Developing a better seat
The base for all good riding is a stable basic seat and a good balance. A stable basic seat is not something that just appears one day, you have to train and train again to get it in place. When you do a lot of riding with an instructor it usually appears by itself, but since Nemah has been injured a lot we haven’t really gotten to that part. Lately I’ve been feeling the need to develop a better seat to be able to disturb Nemah less when I sit on her. I also want to give her the best opportunities there are to work in balance and rebuild herself into a more healthy and stronger horse.
I have had this in the back of my head for a while but it wasn’t until I found a really interesting article about seat training on the lunge that I decided to actually do something about it. Said and done, I searched the Internet for a place where I could go to train my seat and luckily I found one just a couple of kilometres from where I live. I booked a lesson in lunged seat training with the instructor Lena Danius at Ekipage-1 and expected to get a good workout and a lot of sore muscles from it.
When the day and time arrived I took my bike to the stable where the lesson were to take place and once there I got to say a quick hello to the horse that was to be my guide throughout this ordeal.

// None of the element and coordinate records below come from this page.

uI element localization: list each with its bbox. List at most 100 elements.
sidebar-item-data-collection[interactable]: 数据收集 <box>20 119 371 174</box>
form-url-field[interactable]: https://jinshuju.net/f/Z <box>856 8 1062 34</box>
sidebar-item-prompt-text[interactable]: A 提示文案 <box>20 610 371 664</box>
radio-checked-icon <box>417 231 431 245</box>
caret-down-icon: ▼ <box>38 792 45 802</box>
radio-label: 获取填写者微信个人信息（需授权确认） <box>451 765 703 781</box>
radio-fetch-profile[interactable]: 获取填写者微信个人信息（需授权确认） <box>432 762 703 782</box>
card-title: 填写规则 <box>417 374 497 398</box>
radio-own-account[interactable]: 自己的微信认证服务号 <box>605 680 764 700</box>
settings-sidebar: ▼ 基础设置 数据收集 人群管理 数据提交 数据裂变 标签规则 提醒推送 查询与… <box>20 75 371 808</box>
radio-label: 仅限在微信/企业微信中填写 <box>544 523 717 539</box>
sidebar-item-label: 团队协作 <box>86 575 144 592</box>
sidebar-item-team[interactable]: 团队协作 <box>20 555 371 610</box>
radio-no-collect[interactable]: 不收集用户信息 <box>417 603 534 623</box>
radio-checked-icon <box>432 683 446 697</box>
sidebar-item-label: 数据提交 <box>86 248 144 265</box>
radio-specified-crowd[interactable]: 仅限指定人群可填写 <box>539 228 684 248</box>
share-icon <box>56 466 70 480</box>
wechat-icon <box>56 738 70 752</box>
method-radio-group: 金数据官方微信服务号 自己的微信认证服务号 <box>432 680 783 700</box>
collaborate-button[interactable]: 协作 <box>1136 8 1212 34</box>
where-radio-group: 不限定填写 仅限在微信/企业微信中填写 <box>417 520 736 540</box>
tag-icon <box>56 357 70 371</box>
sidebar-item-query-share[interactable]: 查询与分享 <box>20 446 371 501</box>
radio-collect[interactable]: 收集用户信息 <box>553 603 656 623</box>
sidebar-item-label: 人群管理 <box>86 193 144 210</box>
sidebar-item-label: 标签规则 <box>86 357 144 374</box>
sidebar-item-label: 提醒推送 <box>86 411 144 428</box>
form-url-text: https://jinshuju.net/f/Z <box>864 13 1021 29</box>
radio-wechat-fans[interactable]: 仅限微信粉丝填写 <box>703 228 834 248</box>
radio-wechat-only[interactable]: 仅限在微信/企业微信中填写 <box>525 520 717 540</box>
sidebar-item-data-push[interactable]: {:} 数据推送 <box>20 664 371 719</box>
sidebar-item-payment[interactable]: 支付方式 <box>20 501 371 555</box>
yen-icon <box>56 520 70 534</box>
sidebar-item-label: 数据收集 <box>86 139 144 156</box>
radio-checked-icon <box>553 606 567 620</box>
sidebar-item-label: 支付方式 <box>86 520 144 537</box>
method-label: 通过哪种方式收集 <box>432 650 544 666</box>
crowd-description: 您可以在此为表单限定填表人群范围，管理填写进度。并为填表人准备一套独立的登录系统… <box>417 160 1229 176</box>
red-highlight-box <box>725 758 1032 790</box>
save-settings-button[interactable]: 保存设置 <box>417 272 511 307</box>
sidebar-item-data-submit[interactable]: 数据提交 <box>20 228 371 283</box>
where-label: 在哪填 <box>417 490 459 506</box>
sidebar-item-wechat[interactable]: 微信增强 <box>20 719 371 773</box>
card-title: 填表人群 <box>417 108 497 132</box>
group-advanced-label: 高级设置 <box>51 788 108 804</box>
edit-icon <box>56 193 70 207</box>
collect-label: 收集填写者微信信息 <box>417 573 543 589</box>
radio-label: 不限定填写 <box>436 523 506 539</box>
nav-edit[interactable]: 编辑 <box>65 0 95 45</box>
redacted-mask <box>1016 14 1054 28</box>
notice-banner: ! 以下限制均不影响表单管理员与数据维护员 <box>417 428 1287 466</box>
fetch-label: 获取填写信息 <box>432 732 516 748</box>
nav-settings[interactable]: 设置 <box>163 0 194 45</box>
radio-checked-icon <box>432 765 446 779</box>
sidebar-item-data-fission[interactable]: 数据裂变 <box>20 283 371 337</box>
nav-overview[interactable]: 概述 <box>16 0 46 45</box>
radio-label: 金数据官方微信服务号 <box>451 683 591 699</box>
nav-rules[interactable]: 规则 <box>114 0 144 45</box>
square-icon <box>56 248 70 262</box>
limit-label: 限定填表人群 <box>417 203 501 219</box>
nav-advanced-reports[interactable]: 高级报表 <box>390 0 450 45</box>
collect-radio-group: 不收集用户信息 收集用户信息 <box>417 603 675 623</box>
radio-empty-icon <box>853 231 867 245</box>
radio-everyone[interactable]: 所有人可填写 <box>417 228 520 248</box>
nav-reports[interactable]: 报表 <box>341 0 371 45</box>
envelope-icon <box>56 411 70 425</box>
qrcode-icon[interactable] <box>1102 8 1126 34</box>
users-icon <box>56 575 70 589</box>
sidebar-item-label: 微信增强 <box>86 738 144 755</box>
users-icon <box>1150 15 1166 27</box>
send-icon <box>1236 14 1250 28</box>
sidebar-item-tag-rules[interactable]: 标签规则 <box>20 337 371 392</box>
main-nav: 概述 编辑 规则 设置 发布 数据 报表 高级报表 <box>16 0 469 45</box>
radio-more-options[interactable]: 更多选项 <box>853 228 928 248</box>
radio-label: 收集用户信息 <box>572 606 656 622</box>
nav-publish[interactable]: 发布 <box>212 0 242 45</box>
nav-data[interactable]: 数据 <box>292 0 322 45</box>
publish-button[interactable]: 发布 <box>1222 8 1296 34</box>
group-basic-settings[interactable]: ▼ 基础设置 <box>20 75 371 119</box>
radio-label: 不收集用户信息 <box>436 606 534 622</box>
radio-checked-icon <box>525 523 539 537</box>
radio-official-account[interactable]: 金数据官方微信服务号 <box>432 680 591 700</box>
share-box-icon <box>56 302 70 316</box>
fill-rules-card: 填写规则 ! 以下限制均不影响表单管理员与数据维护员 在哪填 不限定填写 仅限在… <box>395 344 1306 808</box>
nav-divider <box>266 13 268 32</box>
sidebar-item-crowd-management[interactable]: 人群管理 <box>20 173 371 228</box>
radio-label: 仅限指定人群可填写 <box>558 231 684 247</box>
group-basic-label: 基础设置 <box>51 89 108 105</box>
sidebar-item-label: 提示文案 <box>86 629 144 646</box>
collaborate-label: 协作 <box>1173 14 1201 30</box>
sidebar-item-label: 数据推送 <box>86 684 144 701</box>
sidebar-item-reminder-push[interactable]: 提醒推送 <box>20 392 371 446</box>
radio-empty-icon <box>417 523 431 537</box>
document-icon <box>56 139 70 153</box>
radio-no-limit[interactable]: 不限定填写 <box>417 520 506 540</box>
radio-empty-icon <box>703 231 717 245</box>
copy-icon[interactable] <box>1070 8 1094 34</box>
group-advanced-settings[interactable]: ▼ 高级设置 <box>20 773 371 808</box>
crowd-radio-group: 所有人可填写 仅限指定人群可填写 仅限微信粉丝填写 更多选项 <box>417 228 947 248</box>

His name is Pargon and he is a 20-year-old arabian gelding. We went to the indoor arena and I climbed up. A knot was put on the reins and the stirrups were crossed in front of the saddle. There I was - on a strange horse, in a strange place and with nothing more than a saddle to hold on to. As far as I knew Pargon could have been a ferocious monster that would send me straight to the ground again. Luckily he was not, he was a real gentleman, or maybe a gentlehorse, and he took really good care of me.
Now all the fun started. The first exercise was to move myself as far back as I could in the saddle and draw myself forward with my hands on the pommel, until I couldn’t get any further. This made me find the correct place and balance in the saddle. It made me find my sit bones and put them under me which straightens the lower part of the back, something that is needed to get a flexible back. It also hurt. I was told to do this everytime I lost my balance as it pressed me closer to the saddle. After this simple exercise followed 45 minutes of torture, supposed to make my hips relax and me to find stability and the natural movements of the horse.
We quickly realised my unflexible hips was the biggest issue, it almost always is in riders as it is far too easy to keep your balance by keeping your hips tense and by doing so hinder the horse from moving correctly. We started with exercises meant to loosen the hips. For example lift one or both legs upwards and then kick downwards, kick a straight leg towards a hand in front of me three times and lastly lift both knees outwards and up and only balance on my sit bones for three seconds. All of this without my upper body falling forward, which is something it easily does.
To find Pargon's movements and not block them I did small cycling motions with my knees, up and down, in the same step as him. I also got to put my left hand on his right point of hip, this of course made my hips less flexible, but after som practice I got it working.
All these exercises was first done in walk but later also in trot. Pargon had a really nice, comfortable trot and was also trained to stop when the rider pressed the knees or locked the hips, so it was really easy to use my body correctly and follow his movements. He gave me instant feedback when I lost my relaxation.
After this we focused a bit on the position of the leg. You should sit with a slightly bent knee and an imagined straight line going through the shoulders, hips and heels. To know where the skank should be you pull it backwards until you can feel the horse's stomach. The legs should stay in this position, with the toes up and a slight oscillation backwards/downwards in the feet. I felt really strange in this position, the feet felt far behind me, but then Lena showed me how it looked in a mirror and I sat in a perfect basic seat.
As a last exercise I kicked one leg downwards and the other leg should only move a small bit backwards while the knee should leave the saddle.
As I had expected I was really rigid in my hips, it hurt really badly the whole lesson, but I didn’t want to stop anyway. I got praise for my nicely filled lower back and for my balance. I also got another perspective on how unflexible I am, or rather not am, as I was more flexible than many of her other students. Even though I have a good balance, when I lose it I have a tendency to fall forward. This is something I definitely need to work on more. All in all it was a great experience and I learned a lot about myself, my body and how much pain I can take when I am having fun. I did however regret my decision to go there by bike, my hips complained all the way home.